Les gardes soulèvent celui qui s'est jeté devant la balle qui m'était destinée et l'un d'eux se tourne vers la personne qui me retient par l'épaule.

-Nous allons l'emmener avec vos hommes en un lieu sûr. Essayer de le soigner.

Je lève la main pour la poser sur celle de ma mère agrippée à mon épaule. Je relève les yeux vers elle et constate que les mêmes larmes roulent hors de ses yeux bleus. Elle me retourne mon regard et murmure alors :

-Une reine ne peut jamais s'arrêter Ysaïne... Il... Il faut continuer.

Je lis sur son visage la souffrance qu'elle éprouve en disant cela et mes yeux se posent de nouveau sur les hommes qui descende l'escalier, portant Christian dans leur bras entre une foule qui s'écarte respectueusement. Je me relève lentement et murmure en réponse à ma mère sans la regarder :

-Pensez-vous que ça c'est passé comme ça ? Pour mon père ?

Elle ne répond rien mais sa main se resserre sur la mienne. Elle lâche alors entre ses larmes :

-C'est une évidence non ? Il a voulu rendre ce qu'il pensait devoir...

Le silence dans le hall immense et sur les centaines de marches de l'escalier est presque palpable. Azylis murmure comme en écho à mes pensées :

-C'est toi qu'ils attendent Ysa... pas moi. Je suis la femme du prince, toi sa fille. À partir d'aujourd'hui ils ne suivront plus que toi...

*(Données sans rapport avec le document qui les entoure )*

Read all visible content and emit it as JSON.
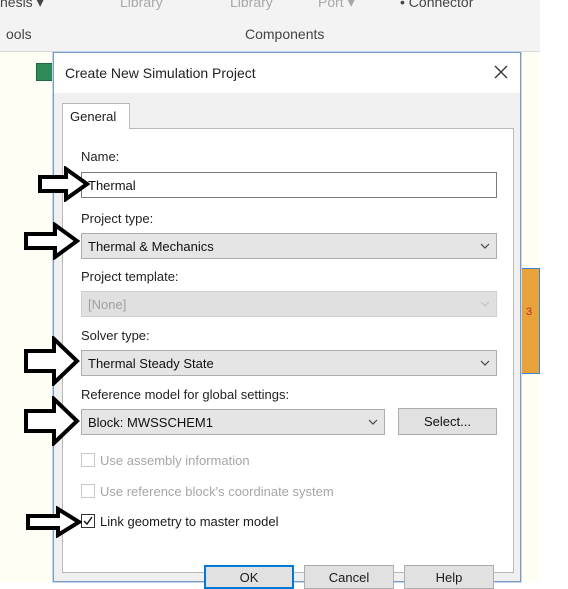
{
  "ribbon": {
    "top_items": [
      "nesis ▾",
      "Library",
      "Library",
      "Port ▾",
      "• Connector"
    ],
    "tools_label": "ools",
    "components_label": "Components"
  },
  "canvas": {
    "block_number": "3"
  },
  "dialog": {
    "title": "Create New Simulation Project",
    "tab_general": "General",
    "name_label": "Name:",
    "name_value": "Thermal",
    "project_type_label": "Project type:",
    "project_type_value": "Thermal & Mechanics",
    "project_template_label": "Project template:",
    "project_template_value": "[None]",
    "solver_type_label": "Solver type:",
    "solver_type_value": "Thermal Steady State",
    "reference_label": "Reference model for global settings:",
    "reference_value": "Block: MWSSCHEM1",
    "select_button": "Select...",
    "use_assembly_label": "Use assembly information",
    "use_assembly_checked": false,
    "use_reference_block_label": "Use reference block's coordinate system",
    "use_reference_block_checked": false,
    "link_geometry_label": "Link geometry to master model",
    "link_geometry_checked": true,
    "ok_button": "OK",
    "cancel_button": "Cancel",
    "help_button": "Help"
  },
  "colors": {
    "accent": "#0078d7",
    "dialog_border": "#7a9ac8",
    "arrow": "#000000",
    "canvas_block": "#e8a33b"
  },
  "icons": [
    "close-icon",
    "chevron-down-icon",
    "checkmark-icon",
    "arrow-right-icon"
  ]
}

Je détache alors mes doigts de sa main, et, la gorge serrée par une tristesse que je ne parviens pas à combattre, je lance pourtant en levant le poing vers le ciel, une lueur de vengeance au fond des yeux :

-Allons-y ! Qu'attendons-nous ? Plus rien ne peut sauver Edilyn !

Une clameur immense jaillit de la foule, mais sans trouver d'écho dans mon âme. Et lorsque je veux me retourner vers ma mère, celle-ci semble m'interroger des yeux. Qu'est-ce que je veux exactement pour ma tante ?

Là, tout de suite, j'ai juste envie de répondre sans réfléchir "la mort". Mais je ne veux pas me laisser dominer par mes émotions... la tristesse qui me serre le cœur m'empêche de réfléchir lorsque je reprends ma course dans les escaliers, bientôt suivie de près par les personnes qui comptent le plus pour moi aujourd'hui en dehors de Christian.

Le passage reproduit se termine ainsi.